でも、あいつは嘘だけは、1度も言った事がねえじゃねえか……!

 畜生……!

 目から涙がこらえようとしても、こらえようとしても、頬を伝って溢れ出る。これが、悲しくてなのか悔しくてなのか、それとも怒っているかなのかは、俺自身にも分からなかった。

 浩美は、おろおろとした様子で俺の傍に寄ってきた。


「マサ君? ねえ、どうしたの? ねえ」

「やめますってこっちで言うだけ言っても、やめられないものなのかな……」

「何が?」

「…………。俺、まだ正義の味方みたいなんだわ」

「……えっ?」


 その言葉に、浩美の顔は強張る。

 ああ、やばい。浩美にはもうこんな顔なんてしてほしくなかったのに。

 泣きながら、俺は不思議と笑えてきた。

 俺は泣いて笑いながら、言葉を紡ぐ。


「さっきのチビの反応、まるで俺が正義の味方をやってる時に助けてた奴らと同じ反応。俺が助けたって、気付いていないんだわ。

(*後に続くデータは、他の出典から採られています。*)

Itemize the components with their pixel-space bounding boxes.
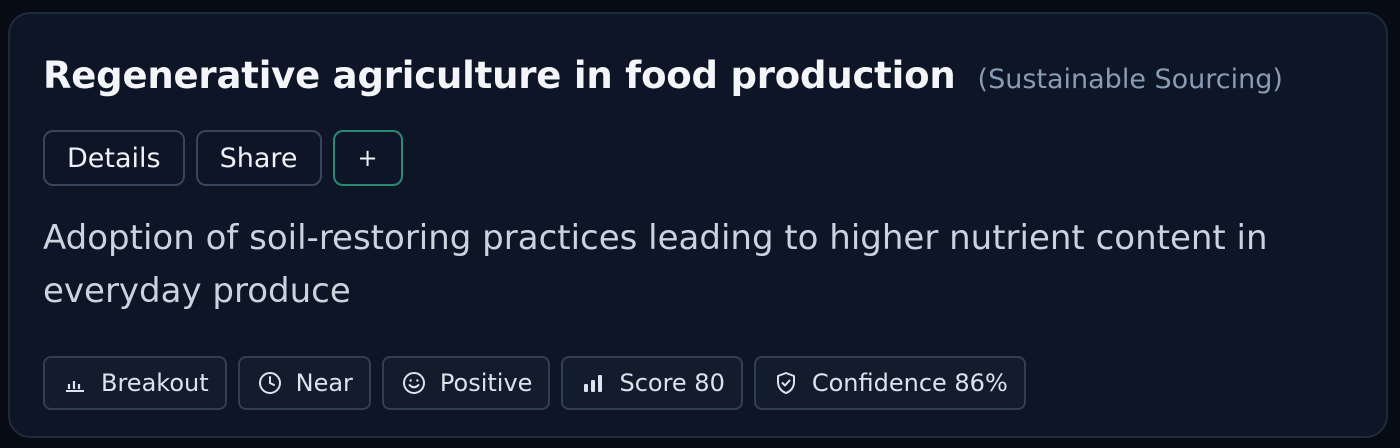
tag-horizon: Near: [237, 356, 371, 410]
tag-label: Near: [295, 369, 353, 397]
smiley-icon: [402, 371, 426, 395]
card-description: Adoption of soil-restoring practices lea…: [43, 218, 1268, 311]
share-button[interactable]: Share: [195, 130, 322, 186]
tag-score: Score 80: [561, 356, 743, 410]
action-bar: Details Share +: [43, 130, 403, 186]
trend-card: Regenerative agriculture in food product…: [8, 12, 1388, 438]
card-category: (Sustainable Sourcing): [977, 64, 1283, 95]
add-button[interactable]: +: [332, 130, 403, 186]
clock-icon: [258, 371, 282, 395]
tag-list: Breakout Near Positive Score 80 Confiden…: [43, 356, 1026, 410]
card-title: Regenerative agriculture in food product…: [43, 54, 956, 97]
tag-label: Positive: [439, 369, 533, 397]
tag-label: Breakout: [101, 369, 209, 397]
tag-label: Confidence 86%: [811, 369, 1008, 397]
trend-bars-icon: [63, 371, 87, 395]
tag-label: Score 80: [619, 369, 725, 397]
tag-breakout: Breakout: [43, 356, 227, 410]
shield-check-icon: [774, 371, 798, 395]
title-row: Regenerative agriculture in food product…: [43, 54, 1283, 97]
tag-sentiment: Positive: [381, 356, 551, 410]
details-button[interactable]: Details: [43, 130, 185, 186]
score-bars-icon: [581, 371, 605, 395]
tag-confidence: Confidence 86%: [753, 356, 1026, 410]
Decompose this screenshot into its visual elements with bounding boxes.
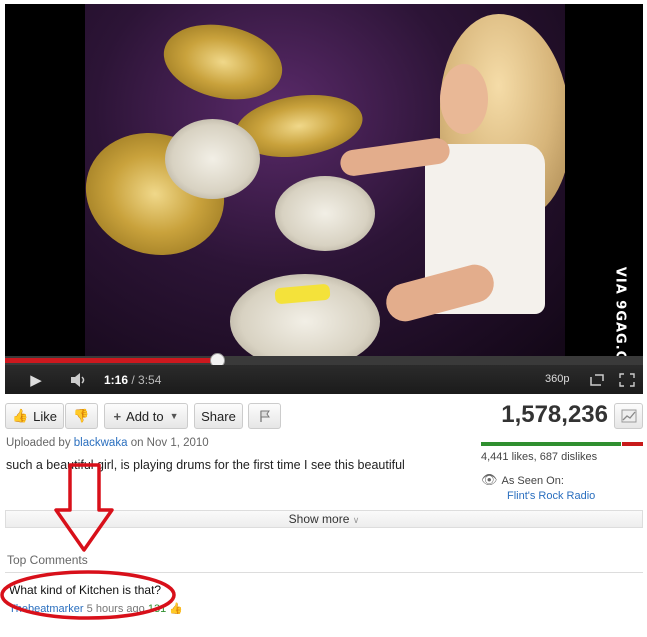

 ……なあ、もしかして、先生が言ってた取り返しのつかない事って、本当は違うんじゃねえのか?」

「……なに?」


 浩美の声は、俺と同じで震えていた。

 俺は、何とか力を出そうとぐっと握り拳を作る。少しだけ、光の粒子が飛び散ったような気がした。


「正義の味方って、1度なったら、もう取り返しがつかないんじゃねえのか? 姫川は、あいつ全く何の説明もしなかったけど。

 先生も言ってたじゃねえか。どんどん、旦那の事を忘れていったって。忘れるのに耐え切れなくなったから、世界の敵になったって。

 つまり、こっちは一方的にやめますって言った所で、正義の味方はやめられないんだよ。

 俺はずっと影と戦ってた。影を殴って、消してさ……。前に姫川は言ってた。影の作った異空間の事は、普通の人間には覚えられないって。俺も、ずっと影と一緒にいたからさ。いずれは皆から、忘れられ……」

「そんな事ないよ!」


 俺が最後まで言い切る前に、背中に柔らかいものが当たる。

浩美が、俺に抱きついてきたのだ。

 さっきようやく泣き止んだと思ったのに、もう背中越しに濡れているものが張り付いた。


「私は、どんな事があっても、マサ君の……マサ君の傍にいるから。もし本当に他の人達がマサ君の事を忘れたとしても、私は絶対忘れたりなんかしない。もう世界の敵にもなったりしない。だから……」


 最後に何かを言おうとする前に、浩美はまた、嗚咽を上げながら泣き出してしまった。

 空から、完全に太陽の光は、消えた。

 光るのは、外灯の灯りのみ。

 その中、俺と浩美は、声を殺して泣く事しか、できなかった……。